A less expensive form of controlling access is a mechanical lock that performs a similar, however, simpler and less distinguishable method of controlling access. Only the keys with the correct bittings are able to unlock the lock mechanism. The mechanical lock mechanism is not able to determine who or how many people desire or gain access or if the door is left unsecured. In this situation, the mechanical lock offers an all or nothing choice.
An inherent problem with mechanical locks is the ability to give the key to someone else or possibly duplicate the key. High security lock manufacturers offer patent protection for their locks and keys that limit the ability of someone creating a key.
In addition, most mechanical locks can be manipulated and some can be bypassed surreptitiously, leaving no evidence of the unauthorized entry.
Most mechanical locks only require one credential to gain access: the key. There are locks and applications, such as vault door that require two persons, each with a different key or code to be entered in order to gain access. Multiple padlocks using a safety lockout hasp can require up to six padlocks be unlocked and removed in order to gain access.
Locksmiths can electrify a mechanical lock to provide remote access. For example, a receptionist can press a momentary button that unlocks the door locking mechanism, providing access.
We can add a switch to a mechanical mortise lock that activates when a proper key is inserted and rotated retracting the latch bolt. The switch can be used to activate a video camera, shunt an alarm, etc. Depending upon how the switch is wired, it can control the operation of more than one function.

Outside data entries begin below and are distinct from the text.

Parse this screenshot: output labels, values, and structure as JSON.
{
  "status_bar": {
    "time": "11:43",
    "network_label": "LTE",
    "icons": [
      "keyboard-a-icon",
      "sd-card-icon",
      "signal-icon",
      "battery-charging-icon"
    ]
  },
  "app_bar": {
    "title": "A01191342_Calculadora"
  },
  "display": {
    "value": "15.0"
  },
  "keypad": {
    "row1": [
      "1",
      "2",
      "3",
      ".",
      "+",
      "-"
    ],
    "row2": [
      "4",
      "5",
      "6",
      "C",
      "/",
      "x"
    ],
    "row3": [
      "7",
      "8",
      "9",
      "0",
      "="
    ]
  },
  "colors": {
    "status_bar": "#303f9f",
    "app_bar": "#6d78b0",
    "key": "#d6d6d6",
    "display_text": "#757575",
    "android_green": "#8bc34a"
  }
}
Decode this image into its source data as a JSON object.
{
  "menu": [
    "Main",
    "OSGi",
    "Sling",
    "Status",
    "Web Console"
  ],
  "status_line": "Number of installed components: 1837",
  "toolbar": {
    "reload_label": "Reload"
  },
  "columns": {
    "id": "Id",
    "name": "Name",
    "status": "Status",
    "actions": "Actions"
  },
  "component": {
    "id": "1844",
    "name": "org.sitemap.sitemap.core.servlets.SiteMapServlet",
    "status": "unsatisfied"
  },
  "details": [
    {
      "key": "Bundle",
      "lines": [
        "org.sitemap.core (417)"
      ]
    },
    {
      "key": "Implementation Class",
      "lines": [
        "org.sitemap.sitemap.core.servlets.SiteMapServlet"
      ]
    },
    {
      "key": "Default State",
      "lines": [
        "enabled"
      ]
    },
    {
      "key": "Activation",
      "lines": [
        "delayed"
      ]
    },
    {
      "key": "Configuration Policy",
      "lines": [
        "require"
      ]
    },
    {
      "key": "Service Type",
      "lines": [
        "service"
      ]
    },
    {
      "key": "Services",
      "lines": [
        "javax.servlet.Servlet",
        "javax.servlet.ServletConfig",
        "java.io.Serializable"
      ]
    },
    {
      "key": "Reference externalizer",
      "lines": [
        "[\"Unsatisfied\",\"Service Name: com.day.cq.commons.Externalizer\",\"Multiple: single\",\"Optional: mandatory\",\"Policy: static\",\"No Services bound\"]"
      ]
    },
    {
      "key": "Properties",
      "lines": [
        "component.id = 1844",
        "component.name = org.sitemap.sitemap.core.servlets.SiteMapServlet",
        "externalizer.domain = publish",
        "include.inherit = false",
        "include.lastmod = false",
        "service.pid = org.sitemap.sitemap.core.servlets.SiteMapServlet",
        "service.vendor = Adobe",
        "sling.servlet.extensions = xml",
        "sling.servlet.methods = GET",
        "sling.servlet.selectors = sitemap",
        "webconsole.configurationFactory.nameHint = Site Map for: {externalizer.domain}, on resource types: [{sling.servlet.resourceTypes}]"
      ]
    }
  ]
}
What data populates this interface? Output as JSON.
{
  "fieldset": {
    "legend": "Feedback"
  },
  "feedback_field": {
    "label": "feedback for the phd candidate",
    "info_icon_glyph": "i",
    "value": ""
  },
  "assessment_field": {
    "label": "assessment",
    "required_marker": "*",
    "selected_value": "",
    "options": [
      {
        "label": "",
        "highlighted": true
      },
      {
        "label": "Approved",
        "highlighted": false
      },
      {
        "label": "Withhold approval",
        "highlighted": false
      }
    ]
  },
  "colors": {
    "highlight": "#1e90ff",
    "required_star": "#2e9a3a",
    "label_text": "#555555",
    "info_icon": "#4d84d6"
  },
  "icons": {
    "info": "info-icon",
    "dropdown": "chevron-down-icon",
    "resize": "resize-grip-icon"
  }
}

To gain more ways to control and restrict access, we take an electrified lock and add electronics, expanding the capabilities. Probably the first advantage of an electromechanical lock is the choice of electronic credentials. These include a keypad and codes, electronic cards including magstripe, proximity and smart cards, and biometrics including fingerprint, facial characteristics and retina scans. The more exotic the lock’s technology, the more expensive the lock. However, not every facility requires networked locks, biometrics or smart card technology.
An advantage of electromechanical locks is employees, especially maintenance and security personnel, no longer have to carry rings of keys for access.
Mechanical override is an important consideration. If the electronics stop functioning, a mechanical override can be a lifesaver. On the other hand, mechanical override is not monitored on some electromechanical locks, permitting someone to use a key in order to gain access at anytime without a record.
Requiring more than one credential can provide a higher level of security. However, just like unauthorized persons learning methods to bypass mechanical locks, there are people and products that can bypass some of the electromechanical lock technologies. This is another reason for having dual or even triple credentials and adding CCTV for the purpose of making sure the persons who gain access are those who should gain access.
Wireless communication means no wires to transfer the information to a personal computer or to another lock.
Probably one of the most important features of an electromechanical lock is the capability of controlling access offering a choice of authorization credentials.